For the course project you will explore a topic in-depth of your own choosing. This can be an implementation (implement an existing algorithm); an application (apply a computer vision algorithm to a new problem); or research (trying to invent something new).

To get you started, we have prepared a list of suggested projects. We believe that any of these would be feasible to complete as a project.

We expect you to work in groups of 3-5 students for the course project. The course project should amount to roughly one homework worth of work per person. In previous years we have typically expected about two homework assignments worth of work per person in the group project; however we are explicitly lowering our expectations to account for the extra overhead of collaborating remotely.

We are not expecting state-of-the-art, publication ready results from your course project! The point of the project is to get practice applying concepts of the class to a problem of your choosing, without the “scaffolding” code provided in the homeworks.

What to submit

The project proposal is due on Monday, April 5, 2021 11:59:59pm to Gradescope.
You only need to submit one project propsal per group and add all the other members on Gradescope.

After submitting your project proposal, please fill out this Google Form once as a group to help us keep track of who is working together.

Your project proposal should be a 1-page PDF that answers the following questions:

Project Title: What is the name of your project?

Group Members: What are the names and uniqnames of the students involved?

Problem Statement: What is the problem you are trying to solve?

Approach: How do you plan to go about solving this problem? You don’t need to have everything figured out exactly, but you should have a vague sense of how you will proceed.

Data: What dataset do you plan to use? A common failure mode for projects is to have a cool idea, but no idea where to get the necessary data. We recommend against collecting your own dataset for the project, as this will significantly increase the complexity and workload; instead you should try to get away with existing datasets.

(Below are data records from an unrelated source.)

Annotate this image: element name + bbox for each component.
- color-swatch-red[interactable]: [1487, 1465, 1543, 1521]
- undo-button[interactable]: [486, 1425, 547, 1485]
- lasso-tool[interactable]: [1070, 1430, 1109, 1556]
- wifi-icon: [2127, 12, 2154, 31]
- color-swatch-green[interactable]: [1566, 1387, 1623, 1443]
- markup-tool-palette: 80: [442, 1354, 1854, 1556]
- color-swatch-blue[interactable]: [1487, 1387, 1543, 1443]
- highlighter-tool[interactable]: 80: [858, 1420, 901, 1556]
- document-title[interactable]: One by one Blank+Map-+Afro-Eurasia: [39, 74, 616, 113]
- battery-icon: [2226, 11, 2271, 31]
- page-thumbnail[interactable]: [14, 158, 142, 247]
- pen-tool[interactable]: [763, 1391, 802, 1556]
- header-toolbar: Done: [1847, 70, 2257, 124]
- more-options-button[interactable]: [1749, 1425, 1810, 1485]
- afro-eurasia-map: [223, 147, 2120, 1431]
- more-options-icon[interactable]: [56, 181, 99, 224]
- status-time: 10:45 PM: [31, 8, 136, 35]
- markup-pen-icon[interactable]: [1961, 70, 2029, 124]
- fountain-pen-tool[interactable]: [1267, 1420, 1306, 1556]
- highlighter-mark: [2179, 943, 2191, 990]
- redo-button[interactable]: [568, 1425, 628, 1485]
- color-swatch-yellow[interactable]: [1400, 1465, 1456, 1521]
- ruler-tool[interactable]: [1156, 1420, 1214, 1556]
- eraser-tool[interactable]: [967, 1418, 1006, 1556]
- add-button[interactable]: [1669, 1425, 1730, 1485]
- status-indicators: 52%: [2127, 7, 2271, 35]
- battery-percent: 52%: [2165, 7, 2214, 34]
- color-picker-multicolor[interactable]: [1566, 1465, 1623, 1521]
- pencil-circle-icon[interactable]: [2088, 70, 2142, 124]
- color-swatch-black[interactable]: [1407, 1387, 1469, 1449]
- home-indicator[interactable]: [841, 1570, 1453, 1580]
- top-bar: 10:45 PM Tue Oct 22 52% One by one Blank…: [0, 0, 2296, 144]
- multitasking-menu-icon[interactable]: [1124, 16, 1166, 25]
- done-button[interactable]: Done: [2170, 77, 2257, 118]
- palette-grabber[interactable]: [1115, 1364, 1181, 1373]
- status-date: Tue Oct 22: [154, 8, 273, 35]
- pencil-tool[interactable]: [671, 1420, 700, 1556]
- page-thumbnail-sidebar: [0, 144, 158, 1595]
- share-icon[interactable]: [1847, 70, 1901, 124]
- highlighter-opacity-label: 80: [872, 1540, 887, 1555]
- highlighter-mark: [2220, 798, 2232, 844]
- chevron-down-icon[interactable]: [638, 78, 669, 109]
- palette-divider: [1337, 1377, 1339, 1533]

Computational Resources: What computational resources will you use for this project? For some projects a laptop may be completely fine. But if you are planning to train any kind of neural network, you should have an estimate of how much time a model should take to train, and where you will get access to the computational resources you need. Google Colab is a great free resources for small amounts of GPU resources; but be aware that this is not sufficient for training large-scale models.

Evaluation: How do you plan to evaluate whether your project is successful? What metric will you use? Is there some simple baseline that you plan to compare your model against?

If you are following one of our suggested projects then your “Problem Statement” can be very brief – one or two sentences is fine. For the suggested projects, we don’t expect you to work on all of the datasets we link; but please do tell us which you are planning to use.